Amy Krouse Rosenthal died last week. A short time before her death she wrote a profoundly moving essay, “You May Want to Marry My Husband” in the New York Times’ Modern Love column that created an unprecedented whirlwind of reaction.
The author, a prolific writer of children’s books who was diagnosed with ovarian cancer, chose an entirely different theme for what she called her Valentine’s Day message to her husband. After 26 years of what she acknowledges as an idyllic marriage, she wanted more than anything else to leave this world with the assurance that the husband she loved so dearly would find another partner worthy of his qualities.
So she wrote a love letter to extol her husband’s unique assets and abilities. She tells us how easy a man he is to fall in love with – because she did it just one day. She praises his gifts as a father; his kindness and compassion; his fantastic skill in the kitchen; his artistic talent; his romantic nature - and with that all his incredible good looks. She shares with us how much she would have loved the next 26 years with him. But since she knows her days are numbered she concludes: “I am wrapping this up on Valentine’s Day, and the most genuine, non-vase-oriented gift I can hope for is that the right person reads this, finds Jason, and another love story begins.”
It was heart wrenching to read. Even more so, to know that Amy’s death shortly followed. But what I think is the takeaway message from this remarkable story is something that I as a Rabbi have often tried to communicate – a message often difficult to absorb but deeply important in the lives of people forced to cope with the aftermath of tragedy.
Losing a loved one is an experience beyond compare. The Talmud recognized that “a husband chiefly dies only for his wife, a wife only for her husband.” Those who try to offer comfort by claiming they understand the mourner’s pain are untruthful as well as insensitive. The agony of loss for a beloved partner in life simply has no parallel.
And yet Jewish law has a remarkable demand upon the conclusion of the seven-day shiva period. With the close of the intense time of mourning, those who rise from their grief are to step outside and walk around the block – symbolically expressing the idea that life must go on and it is their duty to rejoin the living.
The greatest gift we owe to those who truly loved us is to find the happiness they would surely have wanted for us.
The Torah tells us that when Abraham lost his beloved wife Sarah he eulogized her and he wept over her. He recalled her beauty – both external and internal. He remembered that she was always at his side, when he invited guests to his tent and when he taught the truth of monotheism to nonbelievers. He paid an exorbitant sum to have her buried in the most special place on earth, according to tradition the cave of the final resting place for Adam and Eve.
And then the Torah tells us an amazing follow-up to the story. Abraham remarried. He had more children. Somehow Abraham knew that his life was not meant to be over as long as God gave him more years to live.

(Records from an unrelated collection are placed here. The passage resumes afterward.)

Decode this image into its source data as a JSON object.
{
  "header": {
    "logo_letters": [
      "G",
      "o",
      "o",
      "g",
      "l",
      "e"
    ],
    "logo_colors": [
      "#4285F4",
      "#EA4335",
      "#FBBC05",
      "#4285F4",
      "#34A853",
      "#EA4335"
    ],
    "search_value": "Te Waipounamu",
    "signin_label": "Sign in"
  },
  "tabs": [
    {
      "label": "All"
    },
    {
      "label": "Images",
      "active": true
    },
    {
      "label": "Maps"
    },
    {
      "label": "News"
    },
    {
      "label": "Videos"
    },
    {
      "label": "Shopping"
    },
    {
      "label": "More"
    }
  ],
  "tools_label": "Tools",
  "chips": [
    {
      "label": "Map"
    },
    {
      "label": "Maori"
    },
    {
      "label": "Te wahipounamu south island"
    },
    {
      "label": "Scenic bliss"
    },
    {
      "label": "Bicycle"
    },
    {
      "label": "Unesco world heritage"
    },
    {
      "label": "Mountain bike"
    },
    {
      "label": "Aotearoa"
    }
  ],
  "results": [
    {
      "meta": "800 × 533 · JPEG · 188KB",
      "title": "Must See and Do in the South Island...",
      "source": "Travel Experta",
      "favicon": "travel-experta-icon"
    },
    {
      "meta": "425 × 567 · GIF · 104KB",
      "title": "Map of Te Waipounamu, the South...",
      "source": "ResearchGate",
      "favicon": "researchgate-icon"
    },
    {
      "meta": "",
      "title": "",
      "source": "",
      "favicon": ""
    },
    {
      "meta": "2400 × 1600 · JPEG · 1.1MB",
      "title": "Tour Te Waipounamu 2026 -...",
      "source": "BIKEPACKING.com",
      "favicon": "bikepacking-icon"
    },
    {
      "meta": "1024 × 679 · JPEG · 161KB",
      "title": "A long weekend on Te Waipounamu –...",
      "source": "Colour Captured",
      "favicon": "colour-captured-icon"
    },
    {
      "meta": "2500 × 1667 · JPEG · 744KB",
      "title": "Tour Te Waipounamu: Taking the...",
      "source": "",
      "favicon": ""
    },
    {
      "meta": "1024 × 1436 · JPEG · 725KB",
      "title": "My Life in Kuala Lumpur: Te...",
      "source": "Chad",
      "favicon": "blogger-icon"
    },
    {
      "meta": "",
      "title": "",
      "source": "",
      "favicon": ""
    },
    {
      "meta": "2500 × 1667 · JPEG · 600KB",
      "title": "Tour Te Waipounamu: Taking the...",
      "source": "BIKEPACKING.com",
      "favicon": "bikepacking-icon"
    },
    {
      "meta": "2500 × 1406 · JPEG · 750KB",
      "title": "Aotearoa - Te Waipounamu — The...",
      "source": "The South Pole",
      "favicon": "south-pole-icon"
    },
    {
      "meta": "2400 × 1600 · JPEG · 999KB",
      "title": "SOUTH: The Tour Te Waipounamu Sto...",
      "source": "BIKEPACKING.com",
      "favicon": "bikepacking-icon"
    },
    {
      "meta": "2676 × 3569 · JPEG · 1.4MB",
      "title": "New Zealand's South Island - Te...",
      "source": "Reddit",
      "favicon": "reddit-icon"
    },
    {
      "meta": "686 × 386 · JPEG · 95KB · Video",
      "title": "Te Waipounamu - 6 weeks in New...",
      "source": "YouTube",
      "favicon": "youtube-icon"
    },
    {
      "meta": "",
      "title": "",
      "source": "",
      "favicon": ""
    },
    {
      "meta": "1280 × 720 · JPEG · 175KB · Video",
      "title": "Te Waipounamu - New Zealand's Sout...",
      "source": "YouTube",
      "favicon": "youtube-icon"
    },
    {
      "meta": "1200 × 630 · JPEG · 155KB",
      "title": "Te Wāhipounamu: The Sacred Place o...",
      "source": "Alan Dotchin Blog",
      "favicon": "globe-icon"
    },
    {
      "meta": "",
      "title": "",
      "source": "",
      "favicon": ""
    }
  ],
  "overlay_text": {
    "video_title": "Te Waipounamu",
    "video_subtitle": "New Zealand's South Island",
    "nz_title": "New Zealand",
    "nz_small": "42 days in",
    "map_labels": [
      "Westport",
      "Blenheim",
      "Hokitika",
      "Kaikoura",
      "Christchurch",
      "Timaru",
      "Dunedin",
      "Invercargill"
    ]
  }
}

It is important to note that Abraham did not consider his subsequent remarriage in any sense a diminution of his previous relationship with the matriarch of our people. Sarah remains forevermore the esteemed and noble figure of our ancestry. But Abraham demonstrated by taking a wife after the loss of the love of his youth that he understood God’s decree from the time of creation that “it is not good for man to remain alone” – that human beings need companionship and that joy can only come about when the world is shared by four eyes rather than two.
I can think of nothing more noble than Amy Rosenthal’s public declaration of her desire for her husband’s happiness, to whatever extent possible, after her demise. Those who were critical of her essay and those who feel that true love ought to exclude the possibility for meaningful existence after its passing should find meaning from the life of Abraham - and keep faith, as Amy Rosenthal did, in life offering different, new and fulfilling blessings.
Death of a loved one should not move survivors to choose personal death as well. Indeed, the greatest gift we owe to those who truly loved us is to find the happiness they would surely have wanted for us.